DJP Siap Terapkan Pajak Marketplace, Tunggu Arahan Menkeu Purbaya
Direktorat Jenderal Pajak (DJP) menyatakan kesiapan penuh untuk menerapkan aturan pajak marketplace, namun implementasinya masih menanti keputusan Menteri Keuangan Purbaya Yudhi Sadewa yang mempertimbangkan stabilitas ekonomi.
Direktorat Jenderal Pajak (DJP) Kementerian Keuangan menyatakan kesiapan untuk memberlakukan aturan pajak bagi pelaku perdagangan melalui lokapasar atau marketplace. Namun, implementasi kebijakan ini masih menanti arahan resmi dari Menteri Keuangan (Menkeu) Purbaya Yudhi Sadewa.
Pernyataan ini disampaikan oleh Direktur Penyuluhan, Pelayanan, dan Hubungan Masyarakat DJP, Inge Diana Rismawanti, dalam kunjungan kerjanya di Nganjuk, Jawa Timur. Pihak DJP menegaskan bahwa mereka selalu siap menjalankan setiap kebijakan yang telah ditetapkan.
Penundaan implementasi ini terjadi karena pemerintah mempertimbangkan secara matang dampak kebijakan yang luas terhadap pelaku usaha dan masyarakat. Keputusan final mengenai waktu pelaksanaan masih menunggu evaluasi lebih lanjut, terutama terkait stabilitas pertumbuhan ekonomi.
Kesiapan DJP dan Substansi PMK 37/2025
DJP selalu berada dalam posisi siap untuk mengimplementasikan setiap peraturan perpajakan yang berlaku. Kesiapan ini termasuk untuk aturan pajak marketplace yang telah dirumuskan melalui Peraturan Menteri Keuangan (PMK) Nomor 37 Tahun 2025.
PMK tersebut secara spesifik mengatur kewajiban bagi penyedia marketplace untuk memungut Pajak Penghasilan (PPh) Pasal 22. Besaran pungutan ini ditetapkan sebesar 0,5 persen dari peredaran bruto pedagang dalam negeri yang bertransaksi di platform mereka.
Tujuan utama dari PMK 37/2025 bukanlah untuk menciptakan jenis pajak baru, melainkan untuk menertibkan sistem jualan online. Selain itu, aturan ini diharapkan dapat meningkatkan kepatuhan pajak para penjual daring serta menyederhanakan proses pelaporan dan pemungutan pajak melalui satu pintu, yaitu marketplace itu sendiri.

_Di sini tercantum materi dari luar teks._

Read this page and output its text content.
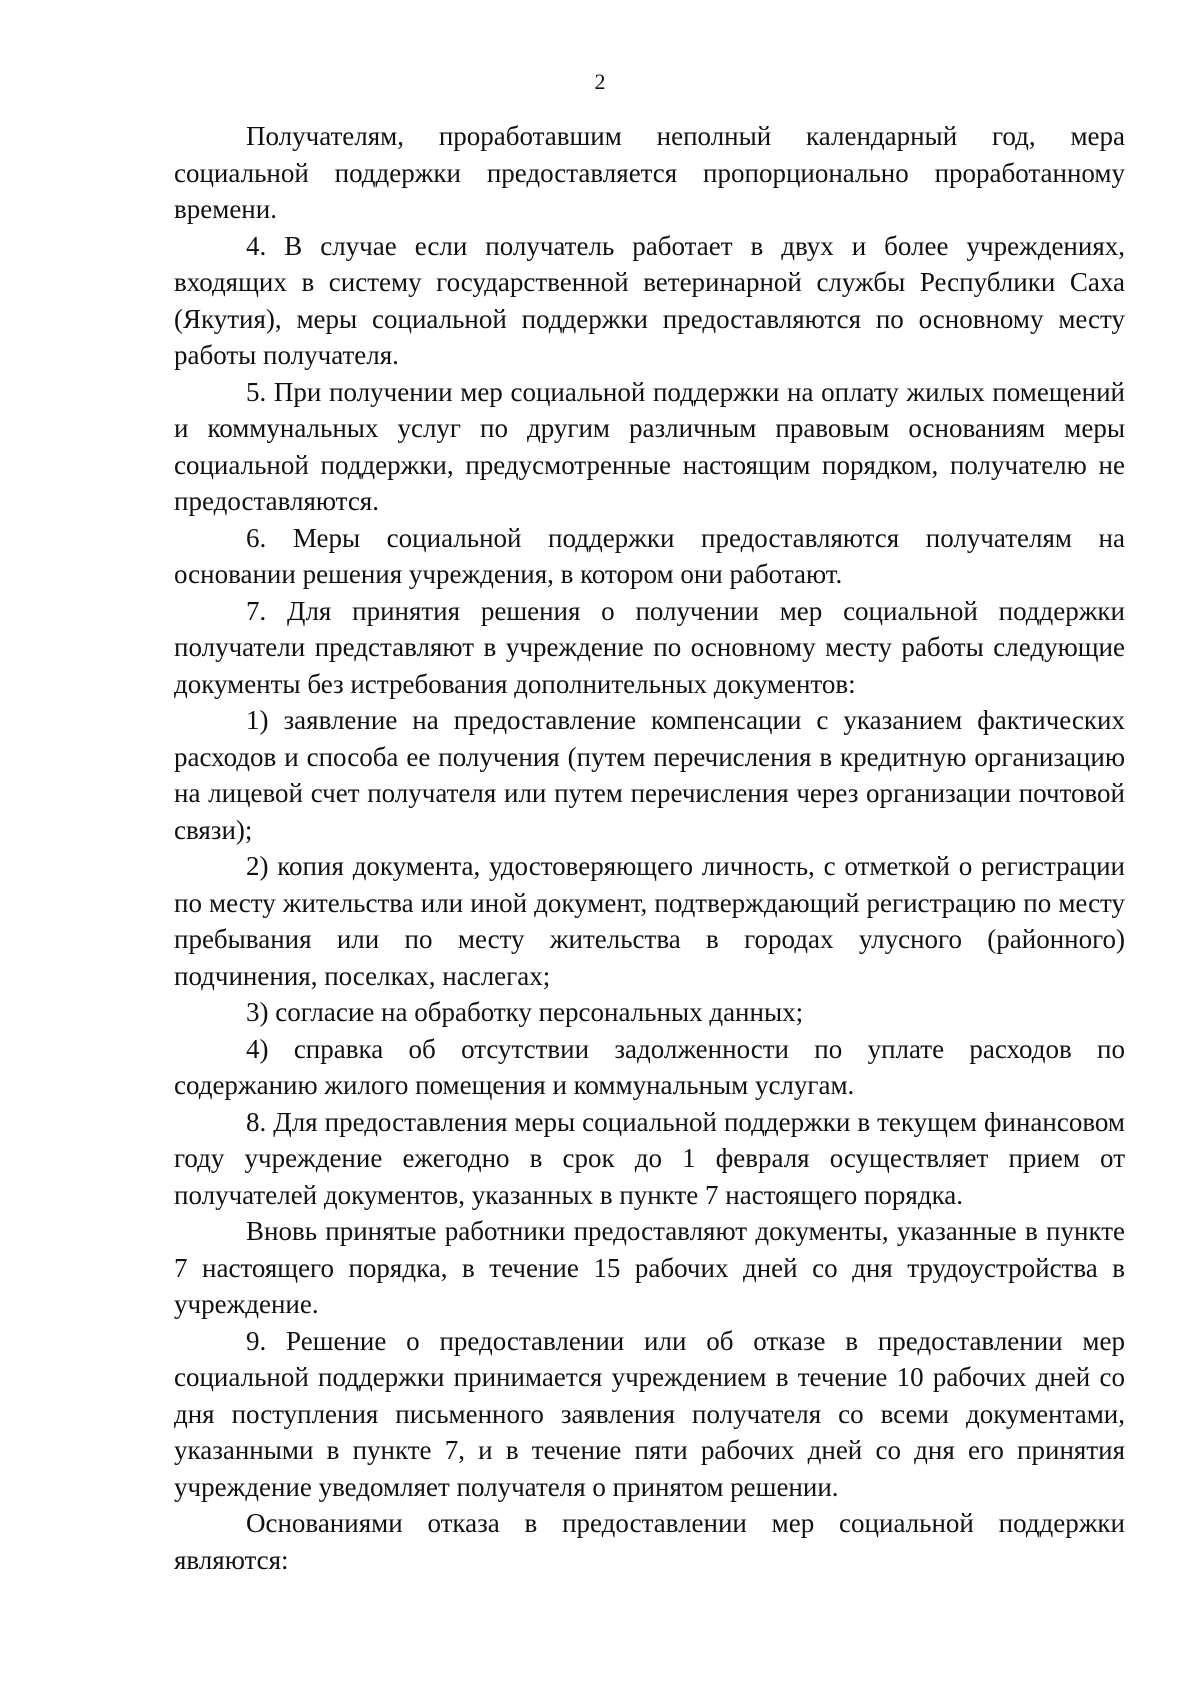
2

Получателям, проработавшим неполный календарный год, мера социальной поддержки предоставляется пропорционально проработанному времени.

4. В случае если получатель работает в двух и более учреждениях, входящих в систему государственной ветеринарной службы Республики Саха (Якутия), меры социальной поддержки предоставляются по основному месту работы получателя.

5. При получении мер социальной поддержки на оплату жилых помещений и коммунальных услуг по другим различным правовым основаниям меры социальной поддержки, предусмотренные настоящим порядком, получателю не предоставляются.

6. Меры социальной поддержки предоставляются получателям на основании решения учреждения, в котором они работают.

7. Для принятия решения о получении мер социальной поддержки получатели представляют в учреждение по основному месту работы следующие документы без истребования дополнительных документов:

1) заявление на предоставление компенсации с указанием фактических расходов и способа ее получения (путем перечисления в кредитную организацию на лицевой счет получателя или путем перечисления через организации почтовой связи);

2) копия документа, удостоверяющего личность, с отметкой о регистрации по месту жительства или иной документ, подтверждающий регистрацию по месту пребывания или по месту жительства в городах улусного (районного) подчинения, поселках, наслегах;

3) согласие на обработку персональных данных;

4) справка об отсутствии задолженности по уплате расходов по содержанию жилого помещения и коммунальным услугам.

8. Для предоставления меры социальной поддержки в текущем финансовом году учреждение ежегодно в срок до 1 февраля осуществляет прием от получателей документов, указанных в пункте 7 настоящего порядка.

Вновь принятые работники предоставляют документы, указанные в пункте 7 настоящего порядка, в течение 15 рабочих дней со дня трудоустройства в учреждение.

9. Решение о предоставлении или об отказе в предоставлении мер социальной поддержки принимается учреждением в течение 10 рабочих дней со дня поступления письменного заявления получателя со всеми документами, указанными в пункте 7, и в течение пяти рабочих дней со дня его принятия учреждение уведомляет получателя о принятом решении.

Основаниями отказа в предоставлении мер социальной поддержки являются:
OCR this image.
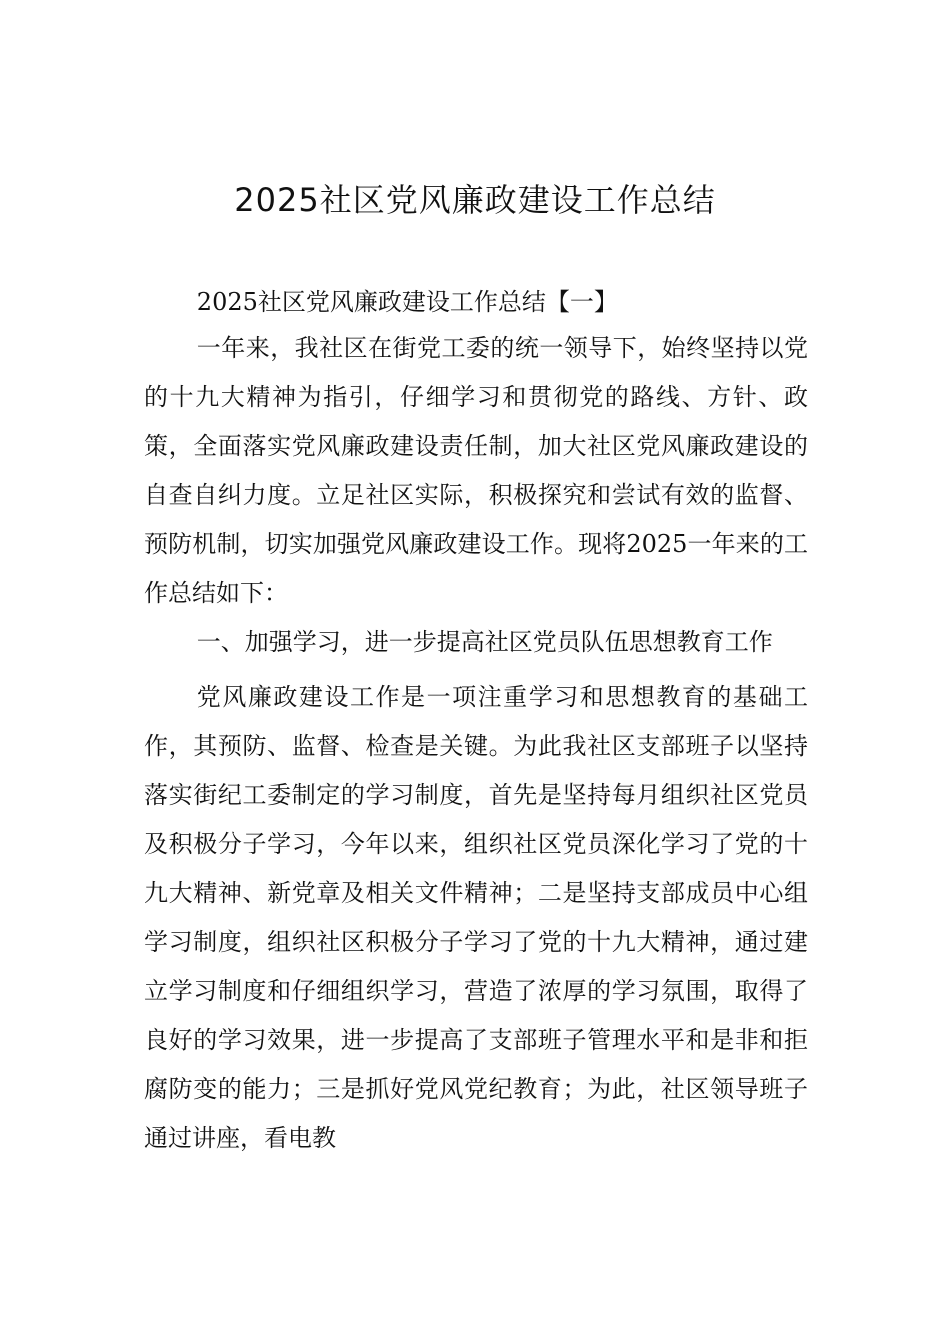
2025社区党风廉政建设工作总结

2025社区党风廉政建设工作总结【一】

一年来，我社区在街党工委的统一领导下，始终坚持以党的十九大精神为指引，仔细学习和贯彻党的路线、方针、政策，全面落实党风廉政建设责任制，加大社区党风廉政建设的自查自纠力度。立足社区实际，积极探究和尝试有效的监督、预防机制，切实加强党风廉政建设工作。现将2025一年来的工作总结如下：

一、加强学习，进一步提高社区党员队伍思想教育工作

党风廉政建设工作是一项注重学习和思想教育的基础工作，其预防、监督、检查是关键。为此我社区支部班子以坚持落实街纪工委制定的学习制度，首先是坚持每月组织社区党员及积极分子学习，今年以来，组织社区党员深化学习了党的十九大精神、新党章及相关文件精神；二是坚持支部成员中心组学习制度，组织社区积极分子学习了党的十九大精神，通过建立学习制度和仔细组织学习，营造了浓厚的学习氛围，取得了良好的学习效果，进一步提高了支部班子管理水平和是非和拒腐防变的能力；三是抓好党风党纪教育；为此，社区领导班子通过讲座，看电教
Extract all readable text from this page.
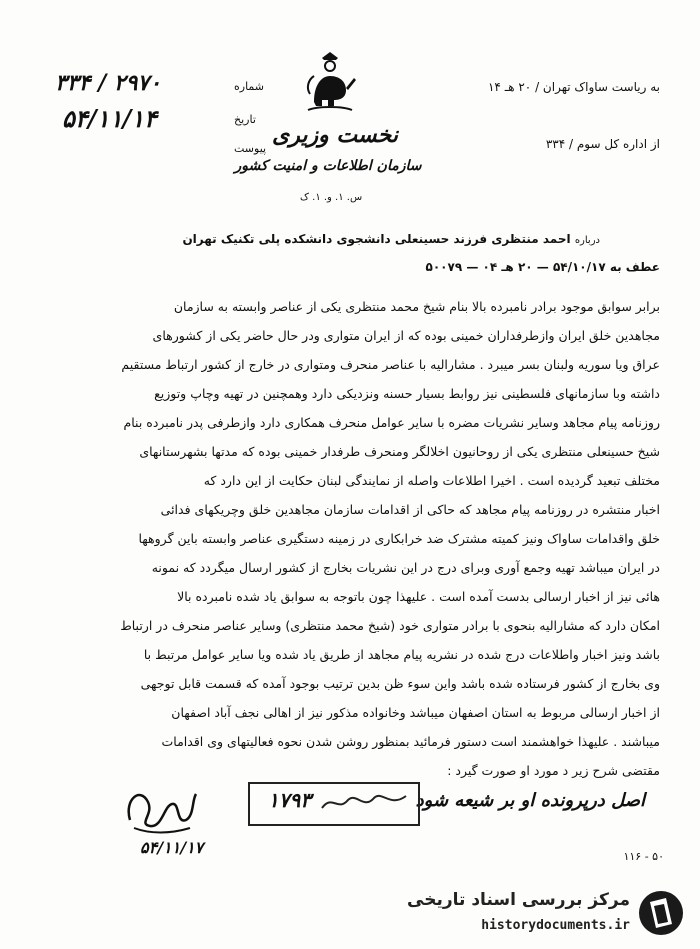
به ریاست ساواک تهران / ۲۰ هـ ۱۴
از اداره کل سوم / ۳۳۴
شماره
۳۳۴ / ۲۹۷۰
تاریخ
۵۴/۱۱/۱۴
پیوست
نخست وزیری
سازمان اطلاعات و امنیت کشور
س. ۱. و. ۱. ک
درباره احمد منتظری فرزند حسینعلی دانشجوی دانشکده پلی تکنیک تهران
عطف به ۵۴/۱۰/۱۷ — ۲۰ هـ ۰۴ — ۵۰۰۷۹
برابر سوابق موجود برادر نامبرده بالا بنام شیخ محمد منتظری یکی از عناصر وابسته به سازمان
مجاهدین خلق ایران وازطرفداران خمینی بوده که از ایران متواری ودر حال حاضر یکی از کشورهای
عراق ویا سوریه ولبنان بسر میبرد . مشارالیه با عناصر منحرف ومتواری در خارج از کشور ارتباط مستقیم
داشته وبا سازمانهای فلسطینی نیز روابط بسیار حسنه ونزدیکی دارد وهمچنین در تهیه وچاپ وتوزیع
روزنامه پیام مجاهد وسایر نشریات مضره با سایر عوامل منحرف همکاری دارد وازطرفی پدر نامبرده بنام
شیخ حسینعلی منتظری یکی از روحانیون اخلالگر ومنحرف طرفدار خمینی بوده که مدتها بشهرستانهای
مختلف تبعید گردیده است . اخیرا اطلاعات واصله از نمایندگی لبنان حکایت از این دارد که
اخبار منتشره در روزنامه پیام مجاهد که حاکی از اقدامات سازمان مجاهدین خلق وچریکهای فدائی
خلق واقدامات ساواک ونیز کمیته مشترک ضد خرابکاری در زمینه دستگیری عناصر وابسته باین گروهها
در ایران میباشد تهیه وجمع آوری وبرای درج در این نشریات بخارج از کشور ارسال میگردد که نمونه
هائی نیز از اخبار ارسالی بدست آمده است . علیهذا چون باتوجه به سوابق یاد شده نامبرده بالا
امکان دارد که مشارالیه بنحوی با برادر متواری خود (شیخ محمد منتظری) وسایر عناصر منحرف در ارتباط
باشد ونیز اخبار واطلاعات درج شده در نشریه پیام مجاهد از طریق یاد شده ویا سایر عوامل مرتبط با
وی بخارج از کشور فرستاده شده باشد واین سوء ظن بدین ترتیب بوجود آمده که قسمت قابل توجهی
از اخبار ارسالی مربوط به استان اصفهان میباشد وخانواده مذکور نیز از اهالی نجف آباد اصفهان
میباشند . علیهذا خواهشمند است دستور فرمائید بمنظور روشن شدن نحوه فعالیتهای وی اقدامات
مقتضی شرح زیر د مورد او صورت گیرد :
اصل درپرونده او بر شیعه شود
۱۷۹۳
۵۴/۱۱/۱۷	۱۱۶ - ۵۰
مرکز بررسی اسناد تاریخی
historydocuments.ir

Penundaan Implementasi dan Pertimbangan Ekonomi
Meskipun regulasi telah diterbitkan, implementasi PMK 37 Tahun 2025 masih ditunda. Menteri Keuangan Purbaya Yudhi Sadewa sebelumnya menyatakan bahwa penunjukan marketplace sebagai pemungut PPh Pasal 22 akan dilakukan apabila pertumbuhan ekonomi menunjukkan stabilitas di kuartal II 2026.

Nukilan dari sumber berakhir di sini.